Basic Wine and Cheese Pairings

All wine connoisseurs will tell you that there are specific wines that match up with specific foods and pairing wine with cheese is no exception. However, it can be argued that there are no definite answers, only basic guidelines. The best way to find out this information is to find your own personal preference and to be creative. Use the guidelines as you wish, but only you can decide which cheese you like to go with which wine.

The basic wine and cheese pairings that you will find, if you look at any website or in any book on such a subject are basically following two simple rules. White wines tend to go well with soft cheeses that have a stronger, more pungent flavor and smell. Red wines generally work better with hard cheeses that have much milder flavors. Once you bear these rules in mind, it can't hurt to be imaginative and try out different combinations to see which ones you like. You never know you might just find a wine and cheese pairing that differs from the rules, but still works well anyway!

When looking at white wines, the fruitier and sweeter white wines and the dessert wines tend to work really well with a massive range of cheeses, from the hard to the soft, from the smelly to the mild. If you are planning a wine and cheese party, this wine would be the best place to start, especially if you are a beginner in such a topic. Dry white wines tend to only work with a few select cheeses, as I will explain.

Champagne and sparkling white wines have a tendency to work well with strong cheeses such as Brie and Camembert. If you prefer a nice bottle of Chardonnay, however, the best cheese that you should start at is milder and much softer to the sense of smell. Something like mild cheddar, perhaps, or Gruyere. Goat cheeses seem to work really well with most of the Loire Valley wines and also a nice bottle of Sauvignon Blanc.

When looking at red wines, bear in mind the above guideline - harder, yet milder tasting cheeses work better. Therefore, if you are about to open a bottle of Cabernet Sauvignon, a Camembert or sharp cheddar would be the cheese of choice. A bottle of Shiraz would also go nicely with the strong cheddar. If you were to be eating Stilton or Gorgonzola, however, a nice fortified wine, such as Port would be the best pairing.
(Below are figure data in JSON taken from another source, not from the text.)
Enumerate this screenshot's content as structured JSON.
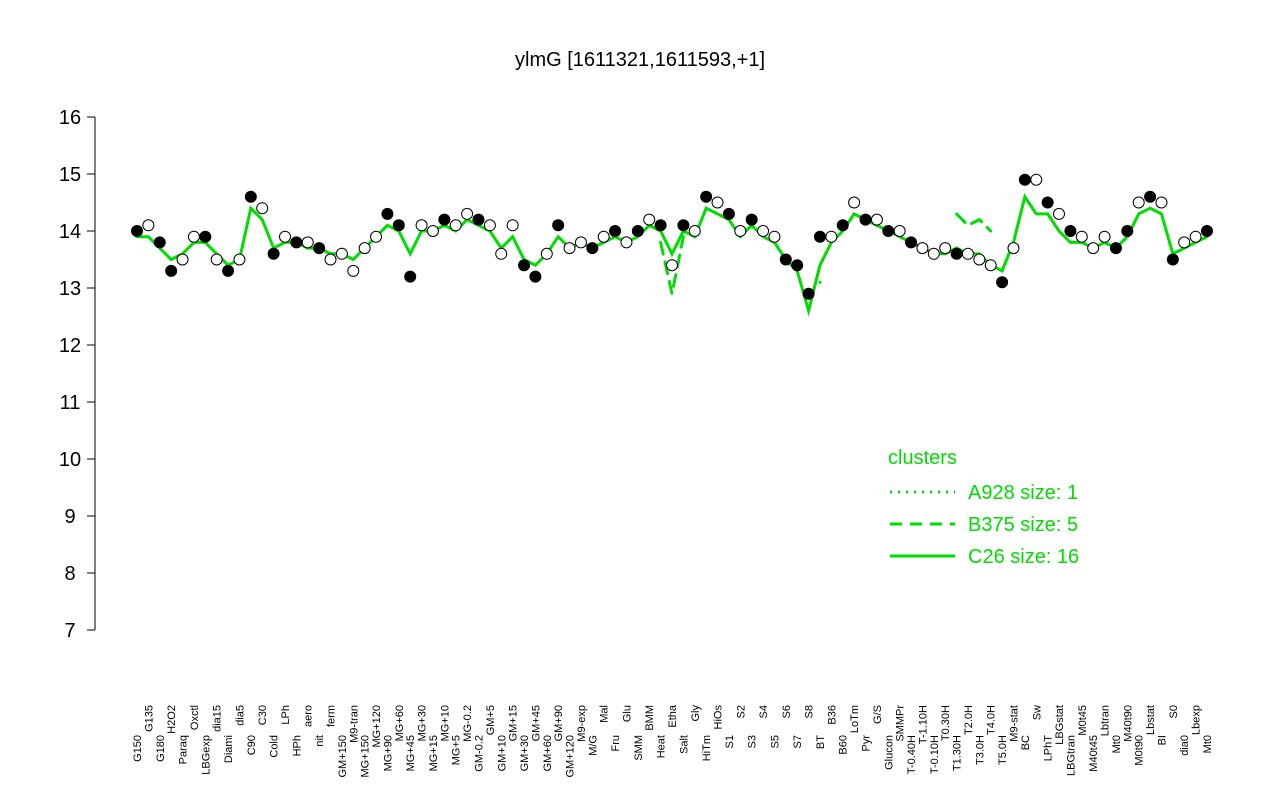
{
  "chart_data": {
    "type": "line",
    "title": "ylmG [1611321,1611593,+1]",
    "categories": [
      "G150",
      "G135",
      "G180",
      "H2O2",
      "Paraq",
      "Oxctl",
      "LBGexp",
      "dia15",
      "Diami",
      "dia5",
      "C90",
      "C30",
      "Cold",
      "LPh",
      "HPh",
      "aero",
      "nit",
      "ferm",
      "GM+150",
      "M9-tran",
      "MG+150",
      "MG+120",
      "MG+90",
      "MG+60",
      "MG+45",
      "MG+30",
      "MG+15",
      "MG+10",
      "MG+5",
      "MG-0.2",
      "GM-0.2",
      "GM+5",
      "GM+10",
      "GM+15",
      "GM+30",
      "GM+45",
      "GM+60",
      "GM+90",
      "GM+120",
      "M9-exp",
      "M/G",
      "Mal",
      "Fru",
      "Glu",
      "SMM",
      "BMM",
      "Heat",
      "Etha",
      "Salt",
      "Gly",
      "HiTm",
      "HiOs",
      "S1",
      "S2",
      "S3",
      "S4",
      "S5",
      "S6",
      "S7",
      "S8",
      "BT",
      "B36",
      "B60",
      "LoTm",
      "Pyr",
      "G/S",
      "Glucon",
      "SMMPr",
      "T-0.40H",
      "T-1.10H",
      "T-0.10H",
      "T0.30H",
      "T1.30H",
      "T2.0H",
      "T3.0H",
      "T4.0H",
      "T5.0H",
      "M9-stat",
      "BC",
      "Sw",
      "LPhT",
      "LBGstat",
      "LBGtran",
      "M0t45",
      "M40t45",
      "Lbtran",
      "Mt0",
      "M40t90",
      "M0t90",
      "Lbstat",
      "BI",
      "S0",
      "dia0",
      "Lbexp",
      "Mt0"
    ],
    "values": [
      14.0,
      14.1,
      13.8,
      13.3,
      13.5,
      13.9,
      13.9,
      13.5,
      13.3,
      13.5,
      14.6,
      14.4,
      13.6,
      13.9,
      13.8,
      13.8,
      13.7,
      13.5,
      13.6,
      13.3,
      13.7,
      13.9,
      14.3,
      14.1,
      13.2,
      14.1,
      14.0,
      14.2,
      14.1,
      14.3,
      14.2,
      14.1,
      13.6,
      14.1,
      13.4,
      13.2,
      13.6,
      14.1,
      13.7,
      13.8,
      13.7,
      13.9,
      14.0,
      13.8,
      14.0,
      14.2,
      14.1,
      13.4,
      14.1,
      14.0,
      14.6,
      14.5,
      14.3,
      14.0,
      14.2,
      14.0,
      13.9,
      13.5,
      13.4,
      12.9,
      13.9,
      13.9,
      14.1,
      14.5,
      14.2,
      14.2,
      14.0,
      14.0,
      13.8,
      13.7,
      13.6,
      13.7,
      13.6,
      13.6,
      13.5,
      13.4,
      13.1,
      13.7,
      14.9,
      14.9,
      14.5,
      14.3,
      14.0,
      13.9,
      13.7,
      13.9,
      13.7,
      14.0,
      14.5,
      14.6,
      14.5,
      13.5,
      13.8,
      13.9,
      14.0
    ],
    "point_fill": [
      "black",
      "white",
      "black",
      "black",
      "white",
      "white",
      "black",
      "white",
      "black",
      "white",
      "black",
      "white",
      "black",
      "white",
      "black",
      "white",
      "black",
      "white",
      "white",
      "white",
      "white",
      "white",
      "black",
      "black",
      "black",
      "white",
      "white",
      "black",
      "white",
      "white",
      "black",
      "white",
      "white",
      "white",
      "black",
      "black",
      "white",
      "black",
      "white",
      "white",
      "black",
      "white",
      "black",
      "white",
      "black",
      "white",
      "black",
      "white",
      "black",
      "white",
      "black",
      "white",
      "black",
      "white",
      "black",
      "white",
      "white",
      "black",
      "black",
      "black",
      "black",
      "white",
      "black",
      "white",
      "black",
      "white",
      "black",
      "white",
      "black",
      "white",
      "white",
      "white",
      "black",
      "white",
      "white",
      "white",
      "black",
      "white",
      "black",
      "white",
      "black",
      "white",
      "black",
      "white",
      "white",
      "white",
      "black",
      "black",
      "white",
      "black",
      "white",
      "black",
      "white",
      "white",
      "black"
    ],
    "series": [
      {
        "name": "A928 size: 1",
        "color": "#00dd00",
        "style": "dotted",
        "values": [
          null,
          null,
          null,
          null,
          null,
          null,
          null,
          null,
          null,
          null,
          null,
          null,
          null,
          null,
          null,
          null,
          null,
          null,
          null,
          null,
          null,
          null,
          null,
          null,
          null,
          null,
          null,
          null,
          null,
          null,
          null,
          null,
          null,
          null,
          null,
          null,
          null,
          null,
          null,
          null,
          null,
          null,
          null,
          null,
          null,
          null,
          null,
          null,
          null,
          null,
          null,
          null,
          null,
          null,
          null,
          null,
          null,
          null,
          null,
          null,
          13.1,
          null,
          null,
          null,
          null,
          null,
          null,
          null,
          null,
          null,
          null,
          null,
          null,
          null,
          null,
          null,
          null,
          null,
          null,
          null,
          null,
          null,
          null,
          null,
          null,
          null,
          null,
          null,
          null,
          null,
          null,
          null,
          null,
          null,
          null
        ]
      },
      {
        "name": "B375 size: 5",
        "color": "#00dd00",
        "style": "dashed",
        "values": [
          null,
          null,
          null,
          null,
          null,
          null,
          null,
          null,
          null,
          null,
          null,
          null,
          null,
          null,
          null,
          null,
          null,
          null,
          null,
          null,
          null,
          null,
          null,
          null,
          null,
          null,
          null,
          null,
          null,
          null,
          null,
          null,
          null,
          null,
          null,
          null,
          null,
          null,
          null,
          null,
          null,
          null,
          null,
          null,
          null,
          null,
          13.8,
          12.9,
          13.9,
          null,
          null,
          null,
          null,
          null,
          null,
          null,
          null,
          null,
          null,
          null,
          null,
          null,
          null,
          null,
          null,
          null,
          null,
          null,
          null,
          null,
          null,
          null,
          14.3,
          14.1,
          14.2,
          14.0,
          null,
          null,
          null,
          null,
          null,
          null,
          null,
          null,
          null,
          null,
          null,
          null,
          null,
          null,
          null,
          null,
          null,
          null,
          null
        ]
      },
      {
        "name": "C26 size: 16",
        "color": "#00dd00",
        "style": "solid",
        "values": [
          13.9,
          13.9,
          13.7,
          13.5,
          13.6,
          13.8,
          13.8,
          13.6,
          13.4,
          13.5,
          14.4,
          14.2,
          13.7,
          13.8,
          13.8,
          13.7,
          13.7,
          13.6,
          13.6,
          13.5,
          13.7,
          13.9,
          14.1,
          14.0,
          13.6,
          14.0,
          14.0,
          14.1,
          14.0,
          14.2,
          14.1,
          14.0,
          13.7,
          13.9,
          13.5,
          13.4,
          13.6,
          13.9,
          13.7,
          13.8,
          13.7,
          13.8,
          13.9,
          13.8,
          13.9,
          14.1,
          14.0,
          13.6,
          14.0,
          13.9,
          14.4,
          14.3,
          14.2,
          13.9,
          14.1,
          13.9,
          13.8,
          13.5,
          13.3,
          12.6,
          13.4,
          13.8,
          14.0,
          14.3,
          14.2,
          14.1,
          14.0,
          13.9,
          13.8,
          13.7,
          13.6,
          13.6,
          13.7,
          13.6,
          13.6,
          13.4,
          13.3,
          13.8,
          14.6,
          14.3,
          14.3,
          14.0,
          13.8,
          13.8,
          13.7,
          13.8,
          13.7,
          13.9,
          14.3,
          14.4,
          14.3,
          13.6,
          13.7,
          13.8,
          13.9
        ]
      }
    ],
    "ylim": [
      7,
      16
    ],
    "yticks": [
      7,
      8,
      9,
      10,
      11,
      12,
      13,
      14,
      15,
      16
    ],
    "legend_title": "clusters",
    "legend": "bottom-right"
  }
}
Some other wine and cheese suggestions:
Beaujolais - brie, feta, muenster
Bordeaux - havarti
Cabernet Sauvignon - brie, camembert, strong cheddar, Danish blue
Champagne - vintage brie, mild cheddar, chevre, colby, edam, gouda
Chardonnay - mild cheddar, gruyere, provolone
Chenin Blanc - camembert
Gewurztraminer - boursin, caraway, chevre, swiss
Riesling - cheshire, colby, edam, gouda, monterey jack
Rioja - strong cheddar, havartiSancerre - goat cheese
Sauvignon Blanc - strong cheddar, gruyere
Sherry - bleu
Sherry, sweet - vintage brie
Port, Tawny - bleu, roquefort, stilton
White Zinfandel - cream cheese
Zinfandel - muenster

At the end of the day, these are only guidelines to allow you to pair cheese and wine accordingly. You are an individual, and should therefore experiment with your own tastes. Why not have a wine and cheese party and work out different combinations? The more you try, the more likely you are to find a good combination. Have fun with your wine and cheese, but most of all, enjoy it!